Essential American principle of liberty is under threat
As if the current US administration had not done enough to harm the United States’ international reputation, Secretary of State Mike Pompeo and United Nations Ambassador Nikki Haley announced this week that the US will leave the UN Human Rights Council. The move was poorly timed, as observers looked on aghast with the US in hot water over its zero tolerance policy on illegal immigration. A worrying trend has developed whereby the US is actively shirking its responsibility to lead, whilst readily seeking to undo its commitment to freedom, liberty and democracy.
The American departure is significant. It is the first time a member has voluntarily left the Human Rights Council. Just as it is the only country in the world not signed up to the Paris Agreement on climate change, the US has now joined North Korea, Iran and Eritrea as the only nations to refuse to participate in the humanitarian council’s meetings and deliberations.
With over a year remaining on its term, the US has removed itself from weighing in on key issues that could affect its allies, especially in building important coalitions to tackle major human rights abuses. Though the US government’s contribution to the council has been varied, it has helped shape its more significant decisions, such as the establishment of a commission into serious human rights abuses in North Korea. By withdrawing, it has effectively ceded leadership to China, whilst also emboldening its repeated efforts to undermine internationally accepted norms on human rights.

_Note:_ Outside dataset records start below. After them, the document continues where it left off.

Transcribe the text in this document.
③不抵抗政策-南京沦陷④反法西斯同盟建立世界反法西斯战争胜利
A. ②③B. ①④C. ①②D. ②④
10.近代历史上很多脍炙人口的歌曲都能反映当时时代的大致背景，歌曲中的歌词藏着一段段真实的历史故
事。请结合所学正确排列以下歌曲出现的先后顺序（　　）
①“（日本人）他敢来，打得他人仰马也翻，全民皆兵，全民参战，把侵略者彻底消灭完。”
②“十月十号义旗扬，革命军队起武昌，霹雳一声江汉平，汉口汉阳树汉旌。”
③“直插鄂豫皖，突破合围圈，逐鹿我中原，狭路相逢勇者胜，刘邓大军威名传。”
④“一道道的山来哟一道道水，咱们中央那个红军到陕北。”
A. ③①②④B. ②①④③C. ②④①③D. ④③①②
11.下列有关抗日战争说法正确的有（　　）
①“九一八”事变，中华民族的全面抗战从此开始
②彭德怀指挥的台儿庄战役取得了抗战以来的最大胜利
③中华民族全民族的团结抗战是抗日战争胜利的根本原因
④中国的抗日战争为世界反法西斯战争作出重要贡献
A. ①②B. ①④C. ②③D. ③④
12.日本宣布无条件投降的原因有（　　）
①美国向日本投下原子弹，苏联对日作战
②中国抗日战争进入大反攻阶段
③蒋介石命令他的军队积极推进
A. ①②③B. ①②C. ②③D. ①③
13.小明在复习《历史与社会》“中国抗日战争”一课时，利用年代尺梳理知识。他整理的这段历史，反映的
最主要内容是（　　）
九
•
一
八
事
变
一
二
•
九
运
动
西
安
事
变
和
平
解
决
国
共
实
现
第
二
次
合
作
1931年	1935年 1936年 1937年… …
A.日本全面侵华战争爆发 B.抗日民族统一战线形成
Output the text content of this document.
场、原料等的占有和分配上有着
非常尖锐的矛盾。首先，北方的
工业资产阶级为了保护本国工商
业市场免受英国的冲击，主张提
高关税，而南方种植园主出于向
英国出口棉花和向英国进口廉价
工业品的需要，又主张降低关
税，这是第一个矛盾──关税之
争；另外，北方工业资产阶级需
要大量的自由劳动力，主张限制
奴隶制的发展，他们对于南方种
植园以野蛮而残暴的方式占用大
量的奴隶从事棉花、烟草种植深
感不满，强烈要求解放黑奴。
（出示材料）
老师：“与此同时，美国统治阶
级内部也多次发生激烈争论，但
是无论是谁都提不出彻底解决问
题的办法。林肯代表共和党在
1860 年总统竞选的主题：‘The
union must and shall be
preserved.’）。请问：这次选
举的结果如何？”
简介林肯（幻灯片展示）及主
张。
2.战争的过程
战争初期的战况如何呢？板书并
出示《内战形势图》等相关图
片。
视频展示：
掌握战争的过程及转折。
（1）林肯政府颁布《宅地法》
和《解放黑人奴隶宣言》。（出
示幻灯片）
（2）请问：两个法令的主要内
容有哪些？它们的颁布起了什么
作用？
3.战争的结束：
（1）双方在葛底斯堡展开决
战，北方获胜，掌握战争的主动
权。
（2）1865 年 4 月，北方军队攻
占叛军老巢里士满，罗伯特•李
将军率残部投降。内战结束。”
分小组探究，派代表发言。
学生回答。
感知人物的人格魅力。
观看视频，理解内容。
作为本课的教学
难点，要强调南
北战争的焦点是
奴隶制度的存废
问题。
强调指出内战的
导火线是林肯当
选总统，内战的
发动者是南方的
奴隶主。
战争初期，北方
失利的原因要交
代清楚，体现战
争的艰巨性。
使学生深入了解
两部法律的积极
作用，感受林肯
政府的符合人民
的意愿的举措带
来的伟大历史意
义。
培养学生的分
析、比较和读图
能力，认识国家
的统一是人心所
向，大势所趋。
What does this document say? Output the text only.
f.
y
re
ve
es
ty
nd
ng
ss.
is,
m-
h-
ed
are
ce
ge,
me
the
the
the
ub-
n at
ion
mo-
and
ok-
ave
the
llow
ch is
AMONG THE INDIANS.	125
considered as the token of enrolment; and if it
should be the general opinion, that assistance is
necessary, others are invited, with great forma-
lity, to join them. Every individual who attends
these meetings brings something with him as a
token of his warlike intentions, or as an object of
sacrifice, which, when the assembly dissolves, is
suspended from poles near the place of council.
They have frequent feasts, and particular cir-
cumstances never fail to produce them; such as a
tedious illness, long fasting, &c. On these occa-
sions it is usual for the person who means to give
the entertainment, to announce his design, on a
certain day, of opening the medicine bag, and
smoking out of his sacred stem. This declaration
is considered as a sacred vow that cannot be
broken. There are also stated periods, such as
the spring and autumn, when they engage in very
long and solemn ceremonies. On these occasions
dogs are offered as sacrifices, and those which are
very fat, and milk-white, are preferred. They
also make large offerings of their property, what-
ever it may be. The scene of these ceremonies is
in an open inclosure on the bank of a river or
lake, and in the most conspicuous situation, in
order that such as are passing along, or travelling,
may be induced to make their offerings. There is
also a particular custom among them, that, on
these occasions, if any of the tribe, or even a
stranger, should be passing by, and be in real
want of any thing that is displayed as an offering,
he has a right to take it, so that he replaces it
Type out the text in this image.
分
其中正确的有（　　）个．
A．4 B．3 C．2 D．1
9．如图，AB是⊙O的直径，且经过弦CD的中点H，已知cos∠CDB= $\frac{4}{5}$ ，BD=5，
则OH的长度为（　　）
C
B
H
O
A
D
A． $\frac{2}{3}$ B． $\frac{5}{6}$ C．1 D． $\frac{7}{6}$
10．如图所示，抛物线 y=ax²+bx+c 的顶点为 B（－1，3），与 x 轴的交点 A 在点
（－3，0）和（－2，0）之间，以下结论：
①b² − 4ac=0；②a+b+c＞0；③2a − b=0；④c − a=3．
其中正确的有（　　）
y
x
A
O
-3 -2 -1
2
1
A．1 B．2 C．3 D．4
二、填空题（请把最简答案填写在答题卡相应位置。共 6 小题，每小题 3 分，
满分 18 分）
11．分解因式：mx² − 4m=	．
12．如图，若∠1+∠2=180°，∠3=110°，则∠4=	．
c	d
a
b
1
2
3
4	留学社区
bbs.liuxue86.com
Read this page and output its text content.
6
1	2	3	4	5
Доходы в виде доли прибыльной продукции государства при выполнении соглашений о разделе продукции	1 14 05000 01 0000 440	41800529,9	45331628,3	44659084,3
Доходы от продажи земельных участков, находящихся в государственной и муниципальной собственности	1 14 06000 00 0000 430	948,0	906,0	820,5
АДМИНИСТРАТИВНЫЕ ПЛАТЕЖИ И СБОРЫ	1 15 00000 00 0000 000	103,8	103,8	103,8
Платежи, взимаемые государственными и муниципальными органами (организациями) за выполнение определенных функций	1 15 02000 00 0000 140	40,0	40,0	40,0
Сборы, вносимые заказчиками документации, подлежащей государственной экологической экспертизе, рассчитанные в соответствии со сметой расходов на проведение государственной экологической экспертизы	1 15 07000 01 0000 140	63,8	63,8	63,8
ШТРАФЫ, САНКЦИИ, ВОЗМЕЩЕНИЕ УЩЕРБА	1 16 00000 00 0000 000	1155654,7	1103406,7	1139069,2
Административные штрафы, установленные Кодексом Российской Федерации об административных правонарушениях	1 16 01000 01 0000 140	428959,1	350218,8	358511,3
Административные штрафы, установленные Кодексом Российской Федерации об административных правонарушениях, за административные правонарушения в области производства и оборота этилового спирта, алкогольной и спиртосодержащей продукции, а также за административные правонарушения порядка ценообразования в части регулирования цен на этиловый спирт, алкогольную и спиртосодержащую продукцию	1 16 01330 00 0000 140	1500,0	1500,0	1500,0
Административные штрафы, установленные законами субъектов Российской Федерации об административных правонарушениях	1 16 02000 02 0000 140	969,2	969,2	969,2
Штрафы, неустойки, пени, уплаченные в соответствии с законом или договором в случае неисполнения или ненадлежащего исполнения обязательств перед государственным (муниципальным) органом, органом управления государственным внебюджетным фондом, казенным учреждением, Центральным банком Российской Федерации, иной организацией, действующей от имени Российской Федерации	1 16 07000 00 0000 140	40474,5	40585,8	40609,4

With this move, the US has also effectively forfeited the role it played in the council’s initiatives related to South Sudan, the Democratic Republic of Congo, Syria, Sri Lanka, and Cambodia. Though it is unclear whether the US plans to disengage from these issues entirely or indeed choose to follow them, quitting the council is a clear signal of the Trump administration’s disregard for international institutions.
The decision to withdraw is all the more significant as it coincided with international consternation over the US administration’s zero tolerance immigration policy. Images have emerged of children in tears after being separated from their parents and, just as Republicans scrambled to limit the fallout, the administration has shown itself once again to be irresponsible. Though since the tenure of George W. Bush the US has had clear issues with the Human Rights Council, what is extraordinary is that Pompeo would criticize the record of countries currently sitting on it, whilst the zero tolerance policy on the Mexican border is receiving unprecedented global criticism. The US motion to withdraw came directly after UN High Commissioner for Human Rights Prince Zeid Al-Hussein’s severe warning to the US to cease the policy, stating that “the thought that any state would seek to deter parents by inflicting such abuse on children is unconscionable.” Donald Trump has since bowed to public pressure and signed an executive order promising to keep families together in migrant detention centers.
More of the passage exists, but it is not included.